The other concern is your DNS may NOT be able to substantiate. I have done many an investigation and the patient simply cannot tell me WHO the person was and it could have been one of 5 CNA's that did this to her/him, and without collaborating evidence (ie bruises, roommate or family concerns, or peripheral investigations of surrounding patients regarding care in general) I cannot proceed. I call it into the state, but then call it back in unable to substantiate. Resident too confused to interview, and shows no signs of abuse, fall,neglect etc.
I do think the line staff sometimes "gossip" it into a bigger issue, (I have had that happen where it was this, and then, I interview the person(s) and they say, "Oh, no... I didn't see that, I was told that in report by that nurse" Interview that nurse "NO, I didn't see it, but the friend of the roommate told me..." and then the whole investigation fizzles cuz there was no true witness and no one has the same story.
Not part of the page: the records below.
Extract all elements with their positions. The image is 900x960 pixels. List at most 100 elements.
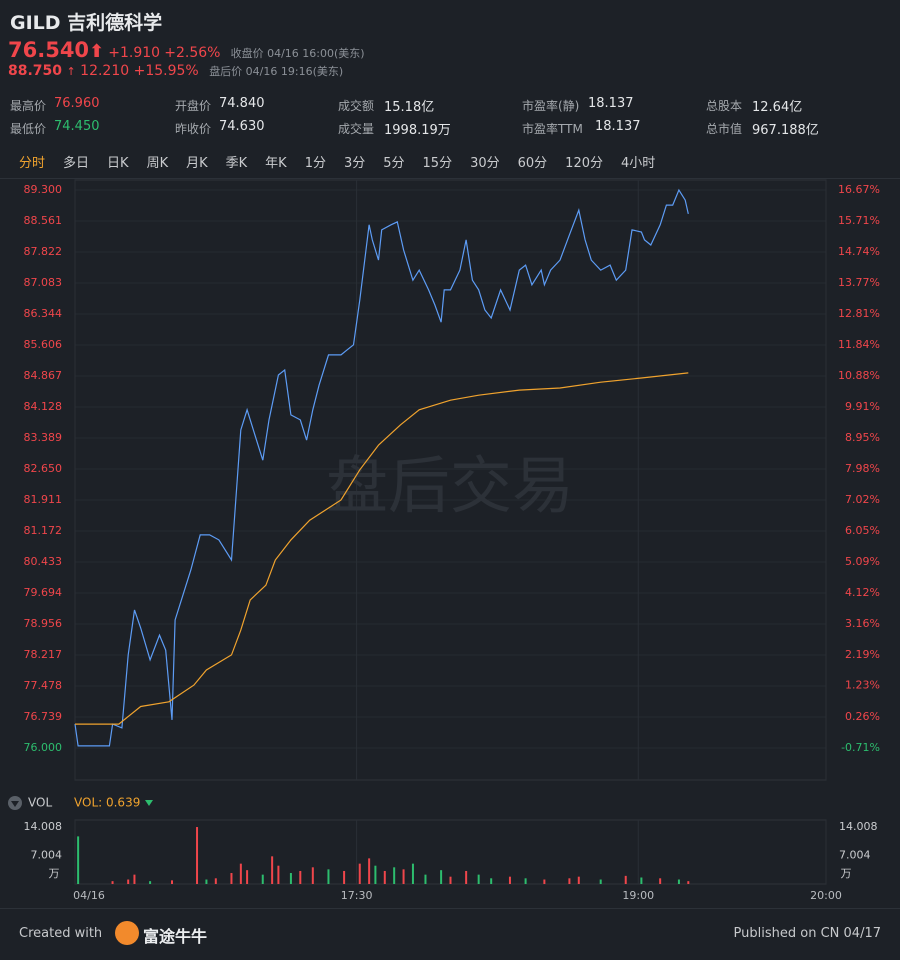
y-tick-label: 81.172	[24, 524, 63, 537]
vol-unit: 万	[49, 867, 60, 880]
vol-title: VOL	[28, 796, 52, 810]
tab[interactable]: 日K	[107, 156, 129, 171]
y2-tick-label: 10.88%	[838, 369, 880, 382]
x-tick-label: 19:00	[622, 889, 654, 902]
stat-value: 76.960	[54, 96, 100, 111]
after-price: 88.750	[8, 63, 63, 79]
volume-bar	[358, 863, 361, 884]
chart: 89.300 88.561 87.822 87.083 86.344 85.606 84.8…	[0, 178, 900, 902]
tab[interactable]: 120分	[565, 156, 603, 171]
volume-bar	[465, 870, 468, 884]
y-tick-label: 87.083	[24, 276, 63, 289]
stock-name: 吉利德科学	[67, 12, 163, 34]
tab[interactable]: 分时	[19, 156, 46, 171]
y-tick-label: 88.561	[24, 214, 63, 227]
volume-bar	[393, 867, 396, 884]
stat-value: 12.64亿	[752, 100, 803, 115]
vol-y-tick-label: 14.008	[24, 820, 63, 833]
tab[interactable]: 30分	[470, 156, 500, 171]
tab[interactable]: 4小时	[621, 156, 656, 171]
stat-value: 18.137	[595, 119, 641, 134]
volume-bar	[261, 874, 264, 884]
vol-y-tick-label: 7.004	[839, 849, 871, 862]
y2-tick-label: 8.95%	[845, 431, 880, 444]
footer-separator	[0, 908, 900, 909]
y-tick-label: 76.000	[24, 741, 63, 754]
y-tick-label: 84.128	[24, 400, 63, 413]
y-tick-label: 78.956	[24, 617, 63, 630]
y2-tick-label: 6.05%	[845, 524, 880, 537]
volume-bar	[271, 856, 274, 884]
tab[interactable]: 多日	[63, 156, 90, 171]
y-tick-label: 77.478	[24, 679, 63, 692]
volume-bar	[327, 869, 330, 884]
vol-y-tick-label: 7.004	[31, 849, 63, 862]
change: +1.910	[108, 45, 161, 61]
tab[interactable]: 5分	[383, 156, 405, 171]
stat-label: 总市值	[706, 122, 743, 136]
volume-bar	[440, 870, 443, 884]
y2-tick-label: -0.71%	[841, 741, 880, 754]
stat-label: 成交量	[338, 122, 375, 136]
volume-bar	[677, 879, 680, 884]
y2-tick-label: 4.12%	[845, 586, 880, 599]
tab[interactable]: 周K	[146, 156, 169, 171]
volume-bar	[577, 876, 580, 884]
stat-value: 74.630	[219, 119, 265, 134]
y-tick-label: 79.694	[24, 586, 63, 599]
volume-bar	[289, 873, 292, 884]
tab[interactable]: 季K	[225, 156, 248, 171]
y-tick-label: 87.822	[24, 245, 63, 258]
x-tick-label: 17:30	[341, 889, 373, 902]
tab[interactable]: 3分	[343, 156, 366, 171]
price-line	[75, 372, 689, 725]
created-with: Created with	[19, 926, 103, 941]
volume-bar	[133, 874, 136, 884]
y2-tick-label: 11.84%	[838, 338, 880, 351]
volume-bar	[196, 827, 199, 884]
volume-bar	[171, 880, 174, 884]
volume-bar	[127, 879, 130, 884]
watermark: 盘后交易	[326, 449, 574, 522]
y-tick-label: 86.344	[24, 307, 63, 320]
stat-value: 967.188亿	[752, 123, 819, 138]
volume-bar	[543, 879, 546, 884]
vol-unit: 万	[841, 867, 852, 880]
volume-bar	[111, 881, 114, 884]
close-label: 收盘价 04/16 16:00(美东)	[230, 47, 365, 60]
up-arrow: ↑	[66, 65, 76, 78]
volume-bar	[687, 881, 690, 884]
y2-tick-label: 0.26%	[845, 710, 880, 723]
tab[interactable]: 月K	[186, 156, 208, 171]
volume-bar	[490, 878, 493, 884]
stat-value: 74.840	[219, 96, 265, 111]
tab[interactable]: 年K	[265, 156, 287, 171]
volume-bar	[402, 869, 405, 884]
tab[interactable]: 15分	[422, 156, 453, 171]
after-row: 88.750 ↑ 12.210 +15.95% 盘后价 04/16 19:16(…	[8, 63, 343, 79]
volume-bar	[311, 867, 314, 884]
y2-tick-label: 15.71%	[838, 214, 880, 227]
volume-bar	[230, 873, 233, 884]
volume-bar	[411, 863, 414, 884]
volume-bar	[449, 876, 452, 884]
volume-bar	[374, 865, 377, 884]
stat-value: 1998.19万	[384, 123, 451, 138]
y-tick-label: 83.389	[24, 431, 63, 444]
stat-label: 市盈率(静)	[522, 99, 580, 113]
volume-bar	[424, 874, 427, 884]
y2-tick-label: 9.91%	[845, 400, 880, 413]
separator	[0, 178, 900, 179]
y2-tick-label: 14.74%	[838, 245, 880, 258]
volume-bar	[508, 876, 511, 884]
stat-value: 15.18亿	[384, 100, 435, 115]
volume-bar	[659, 878, 662, 884]
tab[interactable]: 1分	[304, 156, 326, 171]
brand-logo	[115, 921, 139, 945]
tab[interactable]: 60分	[517, 156, 548, 171]
y2-tick-label: 3.16%	[845, 617, 880, 630]
after-label: 盘后价 04/16 19:16(美东)	[209, 65, 344, 78]
y2-tick-label: 7.98%	[845, 462, 880, 475]
volume-bar	[205, 879, 208, 884]
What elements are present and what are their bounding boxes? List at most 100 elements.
Plus by the time I am made aware, sometimes it is 5 days later, or it happened over the weekend, but no nurses notifying, charted, told family or MD, and there is no bruise, no fall, or the resident discharges home....or it's a whole other patient all together". I can only teach the staff to report everything via incident report so it's a clear record that can be investigated.
We always have to remember that the abuse/neglect has to be systematically substantiated, in order to proceed with termination and reporting on to that person's license. I would certainly ASK the DNS to tell me how or why she wasn't able to substantiate whichever particulars you are concerned about. If one of my staff asked me, I would gladly show them the process and the incident report. Also, another really big concern, staff will verbally tell me and the world about stuff, but I have to chase them down to get a witness statement, or incident report.